Traces of old paradigms remained. Still, people weren’t more likely to invite the differently ownership oriented to socialize with them in their homes. And there continued a serious prejudice against them in the retail workplace and among certain traditionalist religions which clung to the Ten Commandments as if they still mattered. Also, people tended to hold on more tightly than ever to their personal belongings when in public where they might unknowingly come in contact with the differently ownership oriented. People are, after all, naturally bigoted and hard to change. 

OK, so kleptomania didn’t get taken from the long (and almost inexhaustible) list of treatable behavioral problems. But in 1973 homosexuality did.[1] There were at that time some 600 ongoing studies into causes and treatments. There were thousands of people who had been successfully treated. But because of the political pressure from some few homosexual activists in the leadership of the American Psychological Association along with a few well-funded pressure groups, studies and treatments were axed.  

Those seeking treatment were turned away or told that “treatment” meant “accepting yourself as you are.”[2] Those who have found treatment despite its scarcity have a relatively high success rate, particularly when religion is a factor in the treatment (reference).  

But society is told this behavior problem is an innate immutable trait. Society has been lied to. 

Should society, based on the political pressure of a few behaviorally warped psychiatrists, throw out the institution of marriage in favor of honoring a behavior that does not benefit society and arguably harms the individual as well? No, it should not. 

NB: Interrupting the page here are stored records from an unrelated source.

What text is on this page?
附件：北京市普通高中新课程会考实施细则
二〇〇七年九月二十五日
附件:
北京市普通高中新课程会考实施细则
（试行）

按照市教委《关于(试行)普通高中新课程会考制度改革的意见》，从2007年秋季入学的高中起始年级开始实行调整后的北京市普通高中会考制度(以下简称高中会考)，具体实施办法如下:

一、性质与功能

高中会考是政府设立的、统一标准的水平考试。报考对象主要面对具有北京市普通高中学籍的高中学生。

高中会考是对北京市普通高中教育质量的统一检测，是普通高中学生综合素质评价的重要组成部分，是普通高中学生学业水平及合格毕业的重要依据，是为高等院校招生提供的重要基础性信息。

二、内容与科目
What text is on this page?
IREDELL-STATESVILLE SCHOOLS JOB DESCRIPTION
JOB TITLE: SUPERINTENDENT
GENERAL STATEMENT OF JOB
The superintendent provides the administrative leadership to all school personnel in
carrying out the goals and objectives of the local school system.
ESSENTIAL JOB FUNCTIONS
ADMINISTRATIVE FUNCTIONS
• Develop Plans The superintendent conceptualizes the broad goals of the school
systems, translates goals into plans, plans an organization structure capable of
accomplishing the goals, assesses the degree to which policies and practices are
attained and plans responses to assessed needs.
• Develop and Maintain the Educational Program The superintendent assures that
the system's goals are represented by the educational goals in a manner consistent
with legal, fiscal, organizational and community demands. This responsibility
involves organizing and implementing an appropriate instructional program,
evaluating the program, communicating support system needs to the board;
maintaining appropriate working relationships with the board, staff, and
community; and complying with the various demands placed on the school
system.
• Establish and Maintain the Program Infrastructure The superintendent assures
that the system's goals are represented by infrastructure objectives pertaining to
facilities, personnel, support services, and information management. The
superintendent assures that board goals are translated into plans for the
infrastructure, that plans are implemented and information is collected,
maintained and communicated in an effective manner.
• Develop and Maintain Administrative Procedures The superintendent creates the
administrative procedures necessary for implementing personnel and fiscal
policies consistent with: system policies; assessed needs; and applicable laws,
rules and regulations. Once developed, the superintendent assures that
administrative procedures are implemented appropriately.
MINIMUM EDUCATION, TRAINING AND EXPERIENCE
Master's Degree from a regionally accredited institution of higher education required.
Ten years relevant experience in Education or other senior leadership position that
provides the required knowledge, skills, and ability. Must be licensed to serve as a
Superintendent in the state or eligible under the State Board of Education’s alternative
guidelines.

[1] A thorough retelling of the sequence of events is covered in Destructive Trends in MentalHealth, by Rogers H. Wright and Nicholas A. Cummings; see the chapter on this subject by William T. O'Donohue and Christine E. Caselles.
Also, United Families International includes this information in their Family Issues Guide—Sexual Orientation, p. 9:
Myth:  Homosexual behavior should be considered normal as a result of the decision made by the American Psychiatric Association (APA) in 1973 which removed homosexuality from its list of “disorders.”
Reality:  The decision to remove homosexuality from the Diagnostic and Statistical Manual (DSM) was made after APA leaders and members had endured several years of intense political pressure and disruptive lobbying efforts by militant homosexual activist groups. (Ronald Bayer, “Homosexuality and American Psychiatry:  The Politics of Diagnosis,” Princeton University Press, 1987.)  Homosexual activist groups pressured APA committees to remove homosexuality from the APA’s approved list of disorders. In spite of the long documented history showing that therapists have helped homosexual clients reduce and change their homosexual tendencies, professionals who persist in viewing and treating homosexuality as a changeable condition are labeled unenlightened, prejudiced, homophobic, and unethical. There is currently a movement within the APA to normalize pedophilia that appears to be following the same path to legitimization as homosexuality. See Fast Facts and Commentary #1-66, 90-97.
[2] In addition, there is pressure against psychology students to even question the dogma. A good illustration is a seven-part piece in 2007 by Mike Adams, “Of Mice and Mormons,” about a family therapy master’s degree student who asked his program supervisor where to refer a client who was asking for help with unwanted same-sex attraction; for asking the question, the student was persecuted: Part I, Part II, Part III, Part IV, Part V, Part VI, Part VII.